Lord Acton'un , Güç yozlaştırır, mutlak güç kesin olarak yozlaştırır ifadesi birçok olayda doğrulanmıştır. Gücün insanlar üzerindeki etkisi, bir zamanlar zulme uğrayanların güç kazandıklarında benzer şekilde zalimleşmesiyle kendini gösterir. Örneğin, Yahudiler II. Dünya Savaşı'nda büyük acılar çektiler. Ancak İsrail devleti kurulduktan sonra, Filistinlilere karşı uyguladıkları baskı ve şiddet, birçok kişi tarafından soykırım olarak nitelendirilmektedir. Bu, bir zamanlar mazlum olanların, güç kazandıklarında nasıl zalimleşebileceğinin bir örneğidir.

Benzer bir durum Çin Kültür Devrimi sırasında da yaşandı. Mao Zedong liderliğindeki devrim, başlangıçta eşitlik ve adalet vaadiyle yola çıktı. Ancak devrim ilerledikçe, devrim karşıtları ve muhalifler ağır baskılara ve zulümlere maruz kaldılar. Bu süreçte, devrimciler de tıpkı bir zamanlar savaştıkları baskıcılar gibi acımasız hale geldiler. Güç, onları da yozlaştırdı ve kendi halklarına büyük zararlar verdiler.

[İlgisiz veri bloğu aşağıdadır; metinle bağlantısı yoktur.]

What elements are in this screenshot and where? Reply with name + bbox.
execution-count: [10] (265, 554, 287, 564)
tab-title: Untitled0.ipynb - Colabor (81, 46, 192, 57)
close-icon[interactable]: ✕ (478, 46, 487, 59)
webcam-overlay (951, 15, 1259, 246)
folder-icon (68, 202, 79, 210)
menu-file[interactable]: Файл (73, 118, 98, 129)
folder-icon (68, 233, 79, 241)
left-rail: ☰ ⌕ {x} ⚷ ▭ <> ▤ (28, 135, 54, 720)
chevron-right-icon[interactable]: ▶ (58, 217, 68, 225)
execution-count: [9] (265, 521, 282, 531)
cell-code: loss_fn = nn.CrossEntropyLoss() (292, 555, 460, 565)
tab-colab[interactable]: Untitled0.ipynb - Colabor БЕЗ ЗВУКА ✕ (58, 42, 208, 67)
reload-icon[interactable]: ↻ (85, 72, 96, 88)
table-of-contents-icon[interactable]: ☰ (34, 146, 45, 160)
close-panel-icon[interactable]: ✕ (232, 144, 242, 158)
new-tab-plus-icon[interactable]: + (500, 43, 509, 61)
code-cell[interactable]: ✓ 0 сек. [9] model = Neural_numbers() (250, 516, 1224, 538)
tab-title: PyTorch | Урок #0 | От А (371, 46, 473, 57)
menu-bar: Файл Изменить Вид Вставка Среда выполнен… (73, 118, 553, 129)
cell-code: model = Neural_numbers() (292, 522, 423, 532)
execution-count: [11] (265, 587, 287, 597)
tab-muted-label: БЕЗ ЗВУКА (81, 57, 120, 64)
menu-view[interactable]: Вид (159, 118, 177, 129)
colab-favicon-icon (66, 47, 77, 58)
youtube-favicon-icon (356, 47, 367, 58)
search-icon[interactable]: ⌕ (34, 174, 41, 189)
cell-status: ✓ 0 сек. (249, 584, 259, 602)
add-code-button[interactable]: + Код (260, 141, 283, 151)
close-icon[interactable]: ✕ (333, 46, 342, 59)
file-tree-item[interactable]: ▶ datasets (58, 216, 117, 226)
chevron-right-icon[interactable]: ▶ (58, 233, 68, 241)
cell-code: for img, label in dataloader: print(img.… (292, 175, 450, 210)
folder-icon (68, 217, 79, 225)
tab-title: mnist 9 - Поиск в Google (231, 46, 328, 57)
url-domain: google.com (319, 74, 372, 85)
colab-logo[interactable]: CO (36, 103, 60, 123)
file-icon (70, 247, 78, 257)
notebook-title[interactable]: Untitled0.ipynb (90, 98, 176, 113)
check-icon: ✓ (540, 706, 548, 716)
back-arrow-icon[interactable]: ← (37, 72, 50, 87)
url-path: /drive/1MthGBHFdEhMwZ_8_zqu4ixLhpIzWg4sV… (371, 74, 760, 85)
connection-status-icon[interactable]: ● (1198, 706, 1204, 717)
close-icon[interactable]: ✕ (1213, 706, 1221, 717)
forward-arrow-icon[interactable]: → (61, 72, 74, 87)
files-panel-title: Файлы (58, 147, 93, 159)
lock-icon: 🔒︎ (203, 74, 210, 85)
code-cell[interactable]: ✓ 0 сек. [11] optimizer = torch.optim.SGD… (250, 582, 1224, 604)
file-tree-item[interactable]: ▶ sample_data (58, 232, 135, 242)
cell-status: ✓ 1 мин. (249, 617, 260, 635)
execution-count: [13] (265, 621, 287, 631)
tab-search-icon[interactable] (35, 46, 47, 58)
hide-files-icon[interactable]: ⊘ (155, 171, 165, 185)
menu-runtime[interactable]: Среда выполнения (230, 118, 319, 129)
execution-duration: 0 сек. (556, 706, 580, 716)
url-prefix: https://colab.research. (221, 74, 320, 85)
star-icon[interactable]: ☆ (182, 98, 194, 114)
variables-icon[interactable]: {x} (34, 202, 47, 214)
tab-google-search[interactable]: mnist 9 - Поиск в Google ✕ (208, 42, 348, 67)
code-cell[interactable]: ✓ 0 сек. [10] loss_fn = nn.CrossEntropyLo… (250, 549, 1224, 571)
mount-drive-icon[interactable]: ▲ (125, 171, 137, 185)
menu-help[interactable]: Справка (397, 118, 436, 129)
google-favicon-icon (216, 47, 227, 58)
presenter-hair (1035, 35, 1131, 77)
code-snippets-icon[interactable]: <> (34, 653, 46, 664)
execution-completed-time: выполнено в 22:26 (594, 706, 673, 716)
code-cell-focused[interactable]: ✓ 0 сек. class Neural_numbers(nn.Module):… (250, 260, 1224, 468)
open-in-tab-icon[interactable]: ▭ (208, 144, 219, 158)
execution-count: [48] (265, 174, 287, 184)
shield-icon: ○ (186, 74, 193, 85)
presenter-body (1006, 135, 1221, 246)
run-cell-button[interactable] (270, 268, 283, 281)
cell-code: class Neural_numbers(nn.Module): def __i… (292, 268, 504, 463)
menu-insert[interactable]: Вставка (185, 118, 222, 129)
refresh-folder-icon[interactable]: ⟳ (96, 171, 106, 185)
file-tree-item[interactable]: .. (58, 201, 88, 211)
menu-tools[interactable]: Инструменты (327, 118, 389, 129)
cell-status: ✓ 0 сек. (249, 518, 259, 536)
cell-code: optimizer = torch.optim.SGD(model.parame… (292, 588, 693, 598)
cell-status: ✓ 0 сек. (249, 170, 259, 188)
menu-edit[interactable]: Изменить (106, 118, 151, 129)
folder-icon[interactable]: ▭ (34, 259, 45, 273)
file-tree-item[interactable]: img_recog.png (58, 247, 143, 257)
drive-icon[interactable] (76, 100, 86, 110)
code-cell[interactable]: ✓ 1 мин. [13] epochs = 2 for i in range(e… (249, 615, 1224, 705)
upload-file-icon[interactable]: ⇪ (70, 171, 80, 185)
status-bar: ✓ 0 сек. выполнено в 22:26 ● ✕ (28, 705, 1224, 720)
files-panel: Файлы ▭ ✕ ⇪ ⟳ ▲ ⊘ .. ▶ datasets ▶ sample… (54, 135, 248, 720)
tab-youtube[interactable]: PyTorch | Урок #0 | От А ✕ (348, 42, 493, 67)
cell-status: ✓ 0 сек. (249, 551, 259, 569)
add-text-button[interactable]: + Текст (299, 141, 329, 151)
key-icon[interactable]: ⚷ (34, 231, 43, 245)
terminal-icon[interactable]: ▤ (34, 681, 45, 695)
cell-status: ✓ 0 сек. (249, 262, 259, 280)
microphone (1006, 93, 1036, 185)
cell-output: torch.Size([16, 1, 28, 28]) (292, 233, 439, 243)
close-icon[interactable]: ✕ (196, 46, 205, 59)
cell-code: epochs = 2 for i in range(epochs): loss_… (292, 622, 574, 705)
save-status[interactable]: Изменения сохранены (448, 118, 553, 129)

Sovyetler Birliğinde de aynı durum görüldü. Devrim öncesi baskı ve zulüm gören işçi sınıfı, iktidarı ele geçirdiklerinde Stalin'in liderliğinde baskıcı bir rejim kurdular. Milyonlarca insan, Gulag kamplarında hapsedildi, sürgün edildi veya öldürüldü. Yani, bir zamanlar mazlum olanlar, güç sahibi olduklarında aynı zulmü başkalarına uyguladılar. Bu örnekler, gücün insanları nasıl yozlaştırabileceğini göstermektedir.


Hiç kimseye sınırsız güç ve yetki verilmemelidir. Gücün kötüye kullanılmasını önlemek için güçler ayrılığı ilkesi uygulanmalı ve sürekli olarak denetim mekanizmaları bulunmalıdır. Tarih, bize gücün insanları nasıl yozlaştırabileceğini defalarca göstermiştir.Ayrıca, insan doğası gereği güçlenince nasıl kendinden geçtiğini, kendini kaybedebildiğini ve kendimizi birilerinin insafına bırakmamamız gerektiğini biliyoruz.Bu yüzden, kesinlikle iktidar sahiplerinin denetlenmesi ve hesap verebilir olmaları gerekmektedir.